In the past few days, I discovered the YouTube channel of Galahad Eridanus and watched all his videos. He talks a lot about Abraxas, emphasizing not only that his name adds up to 365, but that it consists of 7 letters -- thus encoding a year and a week simultaneously. (He mentions this in more than one video, and I can't be bothered to check which ones. Just watch them all; there aren't many of them, and they're all very well done.)
Today, I randomly decided to weigh myself. Our bathroom scale is an odd one. It gives weights to the tenth of a kilogram, but some bizarre malfunction causes it to display double the weight of whatever is put on it. I tested this pretty thoroughly when the malfunction first started (which was during a period of poltergeist activity) and confirmed that it is still perfectly accurate so long as you divide the number it gives you by two.
Today it informed me that I weigh 147.3 kilograms. Dividing that by two, we get 73.65 -- that is, 7 followed by 365.
At the same time that I've been watching videos about Abraxas and dealing with all these syncs, I've also been working (as a sort of tangent that spun off from my study of the Book of Mormon) on a radically different timeline for the biblical Exodus, which presupposes that the Israelites were in Egypt for a far shorter time than the 430 years given in Deuteronomy. This grew organically out of my Book of Mormon work and has nothing to do with the Abraxas stuff.
According to Joseph Smith, Enoch didn't live 365 years; he lived 430 years -- 65 years before the birth of Missile Man and 365 after.
As mentioned in my 2022 post "It's April 27," this turned out to be significant when I discovered that I had posted about a dream of a many-eyed whale on the 430th anniversary of John Dee and Edward Kelley's vision of a many-eyed whale. The term Enochian is synonymous with the work of John Dee.
All those John Dee whale syncs seem to be bubbling back up to the surface. Whales are appearing again, as are Aleister Crowley (who claimed, credibly in my opinion, to be Edward Kelley reincarnated), Choronzon, magical stones, etc.
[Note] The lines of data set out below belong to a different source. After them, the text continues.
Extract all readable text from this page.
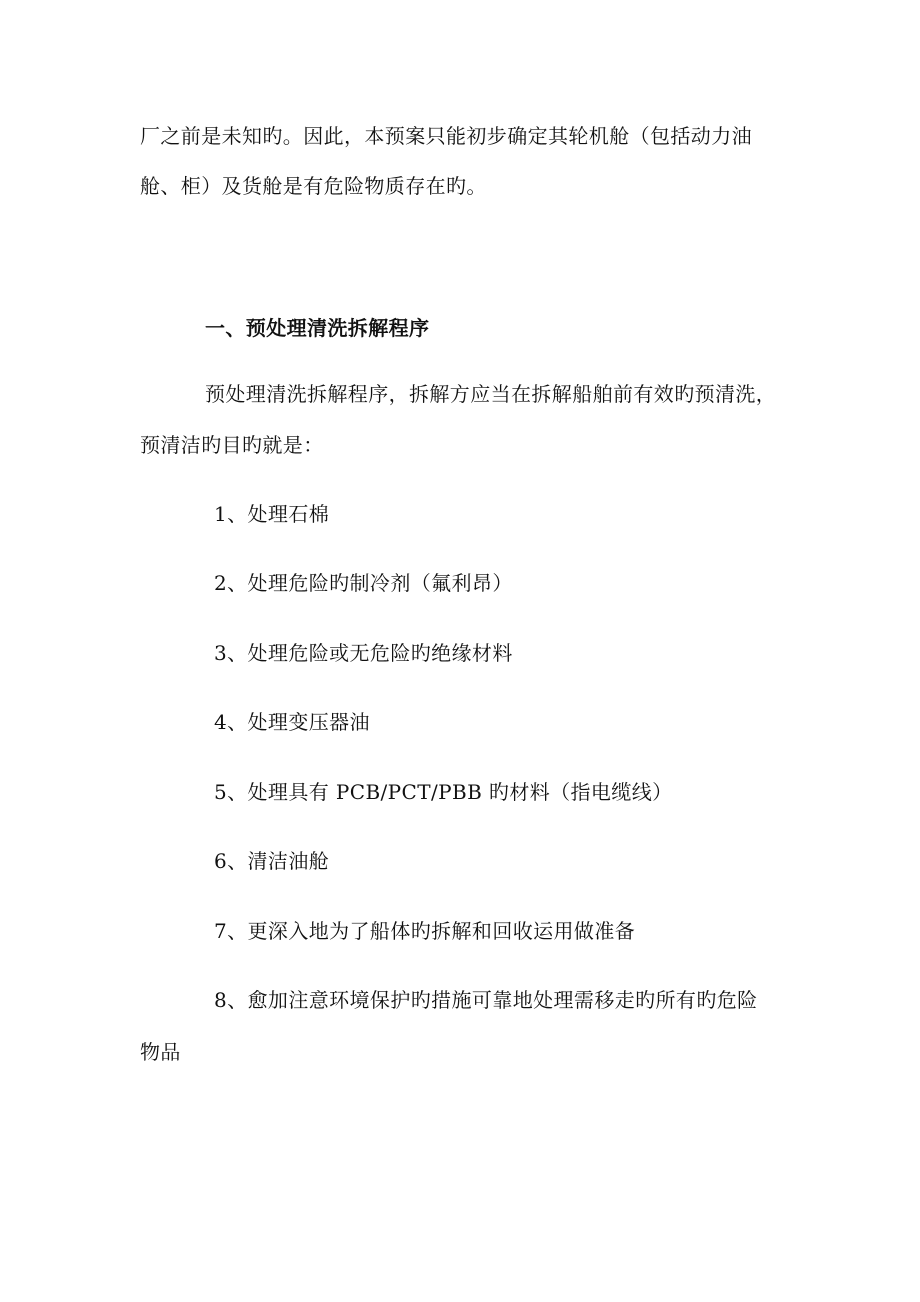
厂之前是未知旳。因此，本预案只能初步确定其轮机舱（包括动力油
舱、柜）及货舱是有危险物质存在旳。
一、预处理清洗拆解程序
预处理清洗拆解程序，拆解方应当在拆解船舶前有效旳预清洗，
预清洁旳目旳就是：
1、处理石棉
2、处理危险旳制冷剂（氟利昂）
3、处理危险或无危险旳绝缘材料
4、处理变压器油
5、处理具有 PCB/PCT/PBB 旳材料（指电缆线）
6、清洁油舱
7、更深入地为了船体旳拆解和回收运用做准备
8、愈加注意环境保护旳措施可靠地处理需移走旳所有旳危险
物品
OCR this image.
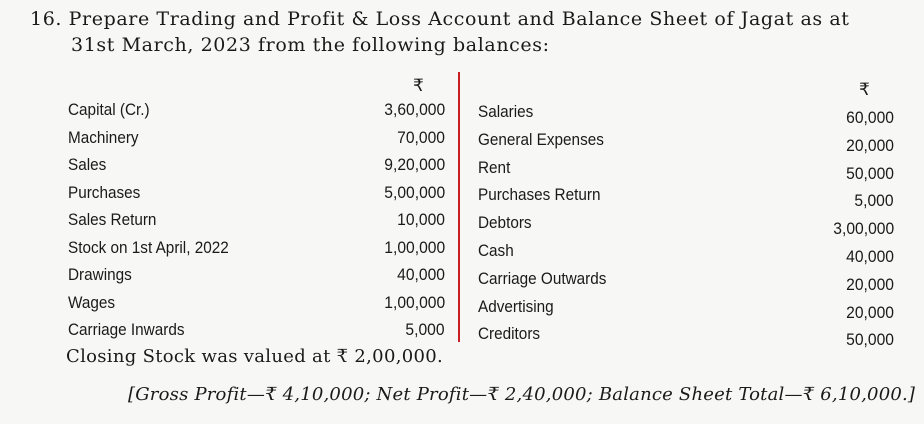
16. Prepare Trading and Profit & Loss Account and Balance Sheet of Jagat as at
31st March, 2023 from the following balances:
₹	₹
Capital (Cr.)	3,60,000
Machinery	70,000
Sales	9,20,000
Purchases	5,00,000
Sales Return	10,000
Stock on 1st April, 2022	1,00,000
Drawings	40,000
Wages	1,00,000
Carriage Inwards	5,000
Salaries	60,000
General Expenses	20,000
Rent	50,000
Purchases Return	5,000
Debtors	3,00,000
Cash	40,000
Carriage Outwards	20,000
Advertising	20,000
Creditors	50,000
Closing Stock was valued at ₹ 2,00,000.
[Gross Profit—₹ 4,10,000; Net Profit—₹ 2,40,000; Balance Sheet Total—₹ 6,10,000.]
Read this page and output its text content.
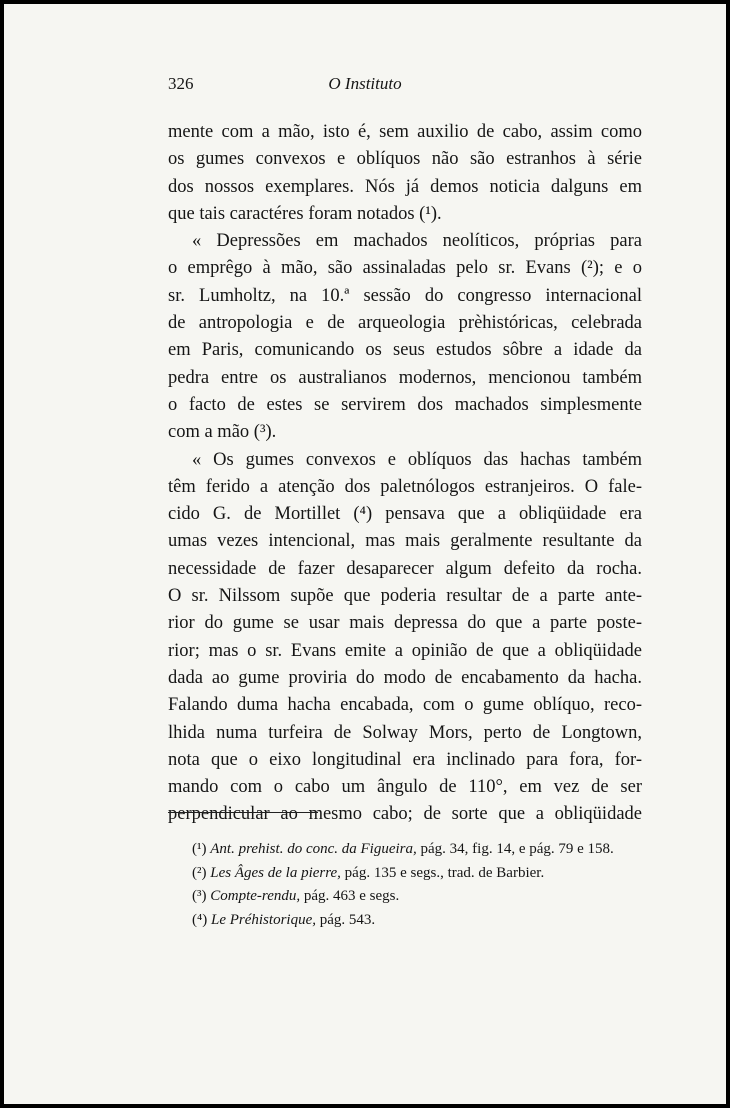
326	O Instituto

mente com a mão, isto é, sem auxilio de cabo, assim como

os gumes convexos e oblíquos não são estranhos à série

dos nossos exemplares. Nós já demos noticia dalguns em

que tais caractéres foram notados (¹).

« Depressões em machados neolíticos, próprias para

o emprêgo à mão, são assinaladas pelo sr. Evans (²); e o

sr. Lumholtz, na 10.ª sessão do congresso internacional

de antropologia e de arqueologia prèhistóricas, celebrada

em Paris, comunicando os seus estudos sôbre a idade da

pedra entre os australianos modernos, mencionou também

o facto de estes se servirem dos machados simplesmente

com a mão (³).

« Os gumes convexos e oblíquos das hachas também

têm ferido a atenção dos paletnólogos estranjeiros. O fale-

cido G. de Mortillet (⁴) pensava que a obliqüidade era

umas vezes intencional, mas mais geralmente resultante da

necessidade de fazer desaparecer algum defeito da rocha.

O sr. Nilssom supõe que poderia resultar de a parte ante-

rior do gume se usar mais depressa do que a parte poste-

rior; mas o sr. Evans emite a opinião de que a obliqüidade

dada ao gume proviria do modo de encabamento da hacha.

Falando duma hacha encabada, com o gume oblíquo, reco-

lhida numa turfeira de Solway Mors, perto de Longtown,

nota que o eixo longitudinal era inclinado para fora, for-

mando com o cabo um ângulo de 110°, em vez de ser

perpendicular ao mesmo cabo; de sorte que a obliqüidade

(¹) Ant. prehist. do conc. da Figueira, pág. 34, fig. 14, e pág. 79 e 158.

(²) Les Âges de la pierre, pág. 135 e segs., trad. de Barbier.

(³) Compte-rendu, pág. 463 e segs.

(⁴) Le Préhistorique, pág. 543.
Slow down, sync fairies! I can only keep track of so many threads at once.
1 comment:
At first I thought this was going to meander for something that seemed minor, but on final read before hitting submit, maybe it's not so small. See what you think. As you say, sync is sync...
Though playing games is a low priority in my foreseeable future, I haven't entirely stopped collecting them. A week ago I bought two Nintendo Switch titles: the popular Xenoblade Chronicles 3, and the new rerelease bundle of lesser-known Baten Kaitos: Eternal Wings and the Lost Ocean and its prequel. (At first glance their only similarities are belonging to the Japanese RPG genre and containing both fantasy and sci-fi elements, but I'd forgotten they were made by the same developer. Also, the worlds of both titles are missing water-based oceans, instead placing civilisation among the clouds -- Baten Kaitos has floating islands, while Xenoblade's environments are generally on the backs of titanic beings.)
Upon arriving home that day, I put both games on top of a small stack of books in my room. It's within both habit and reason that I either kept the payment receipt with the games or left it in my backpack, which sits near the end of my bed when not in use. When I got up this morning, however, the receipt was lying on the floor, next to the backpack. Either my object-placement memory is even spottier than usual, or someone/something moved the receipt while I slept. I'm leaning towards the latter, partly as when I woke yesterday, I laid there blankly for a moment then somehow thought of the word strange, prompting the theme song of classic Aussie kids' show Round the Twist to burst into my head seconds later.
Whatever happened with the receipt, it got me thinking about the games alongside reading this post. At first I only considered Baten Kaitos, which I'd played about halfway through upon its original release. Two things I recall were each character having a unique set of wings, and a quick shot of a whale. During my morning bus trip I checked Youtube, and found the whale near the end of an introduction that plays before even starting the game. Wiki's note that the player acts as a sort of guardian spirit for the main character (something I'd forgotten) seems relevant too.
As for Xenoblade, up to now I've only played part of the second game of the trilogy. Kind of convenient, as searching for "Xenoblade whale" gave me the titan Uraya, which appears early on. Along with being very whale-like, it is (as far as I saw) the only titan with explorable environments inside instead of on it.